The main focus of this tutorial is using [`ModelConverter`](https://github.com/luxonis/modelconverter) for conversion of a pre-trained model [`ResNet-18`](https://pytorch.org/vision/stable/models/generated/torchvision.models.quantization.resnet18.html#resnet18) from `torchvision` to formats supported by Luxonis devices. `ModelConverter` is our open-source tool that supports conversion to all RVC Compiled Formats. Furthermore, we'll also use [`LuxonisML`](https://github.com/luxonis/luxonis-ml) since it provides us with functionality to generate a [`NN Archive`](https://rvc4.docs.luxonis.com/software/ai-inference/nn-archive/). Finally, we will use [`DepthAI v3`](https://rvc4.docs.luxonis.com/software/) and [`DepthaAI Nodes`](https://rvc4.docs.luxonis.com/software/ai-inference/depthai-nodes/) to run the converted model, process and visualize the results. So, let's not wait any longer and get straight to it!

In [None]:
%pip install -q --force-reinstall -U torchvision torch onnx pillow opencv-python luxonis_ml==0.6.1 depthai-nodes@git+https://github.com/luxonis/depthai-nodes.git@main modelconv@git+https://github.com/luxonis/modelconverter.git@main
%pip install --extra-index-url https://artifacts.luxonis.com/artifactory/luxonis-python-release-local/ depthai==3.0.0a13

<a name="model-download"></a>

## 🗃️ Model Download

First, let's download the model from `torchvision`.

In [1]:
import torchvision

# Load the pretrained ResNet-18 model
model = torchvision.models.resnet18(weights="IMAGENET1K_V1")
model.eval()  # Set the model to evaluation mode

ResNet(
  (conv1): Conv2d(3, 64, kernel_size=(7, 7), stride=(2, 2), padding=(3, 3), bias=False)
  (bn1): BatchNorm2d(64, eps=1e-05, momentum=0.1, affine=True, track_running_stats=True)
  (relu): ReLU(inplace=True)
  (maxpool): MaxPool2d(kernel_size=3, stride=2, padding=1, dilation=1, ceil_mode=False)
  (layer1): Sequential(
    (0): BasicBlock(
      (conv1): Conv2d(64, 64, kernel_size=(3, 3), stride=(1, 1), padding=(1, 1), bias=False)
      (bn1): BatchNorm2d(64, eps=1e-05, momentum=0.1, affine=True, track_running_stats=True)
      (relu): ReLU(inplace=True)
      (conv2): Conv2d(64, 64, kernel_size=(3, 3), stride=(1, 1), padding=(1, 1), bias=False)
      (bn2): BatchNorm2d(64, eps=1e-05, momentum=0.1, affine=True, track_running_stats=True)
    )
    (1): BasicBlock(
      (conv1): Conv2d(64, 64, kernel_size=(3, 3), stride=(1, 1), padding=(1, 1), bias=False)
      (bn1): BatchNorm2d(64, eps=1e-05, momentum=0.1, affine=True, track_running_stats=True)
      (relu): ReLU(inplace=True)
  

<a name="model-test"></a>

## ✍ Model Test (Optional)

It's a good practice to verify the performance of a source model that we want to convert to know that the model is working. This way, when the model is exported and isn't performing well on a device, we know that the problem must lie in the conversion process. 

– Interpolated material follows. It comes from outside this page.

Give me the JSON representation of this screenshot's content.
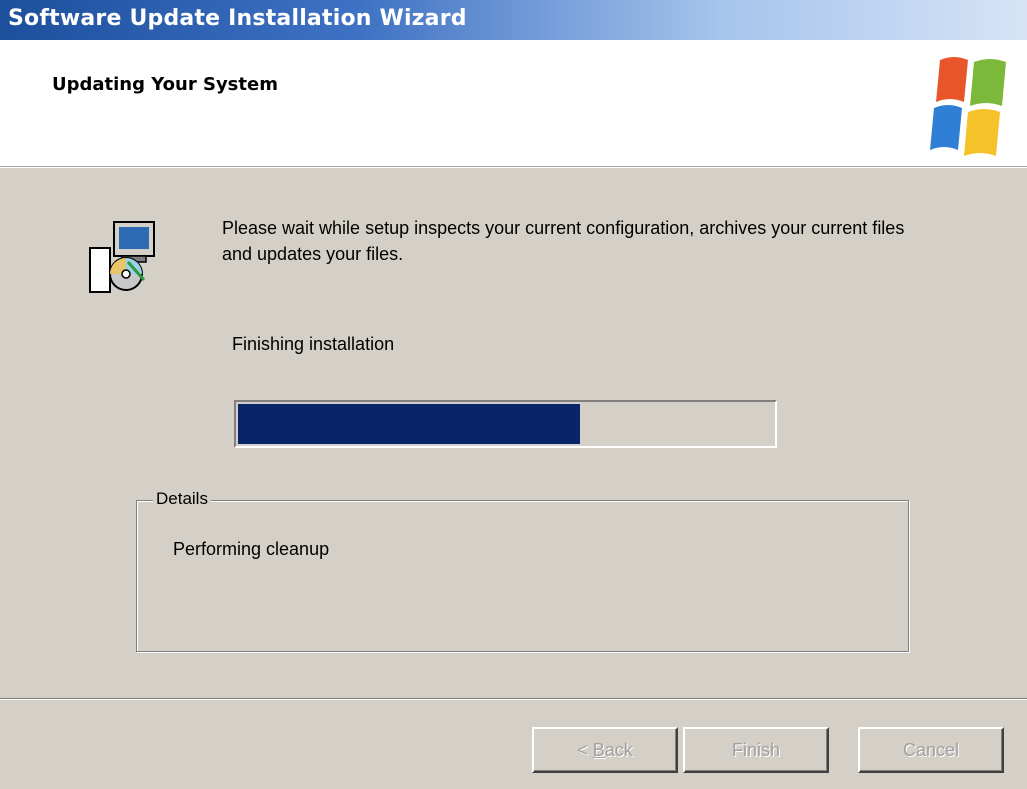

We will test the inference of the model on an image of a cat from a public dataset called [`crawford/cat-dataset`](https://www.kaggle.com/datasets/crawford/cat-dataset) available on Kaggle.

In [2]:
import IPython

img_file = "media/cat.jpg"

# Show the image
IPython.display.Image(img_file)

<IPython.core.display.Image object>

In [3]:
import json
from PIL import Image
import torch

#  Load the image
image = Image.open(img_file).convert("RGB")
# Define the transformation                                      
transforms = torchvision.models.ResNet18_Weights.IMAGENET1K_V1.transforms(antialias=True)

# Preprocess the image
input_tensor = transforms(image).unsqueeze(0)  # Add batch dimension

# Perform inference
with torch.no_grad():
    output = model(input_tensor)
    probabilities = torch.nn.functional.softmax(output[0], dim=0)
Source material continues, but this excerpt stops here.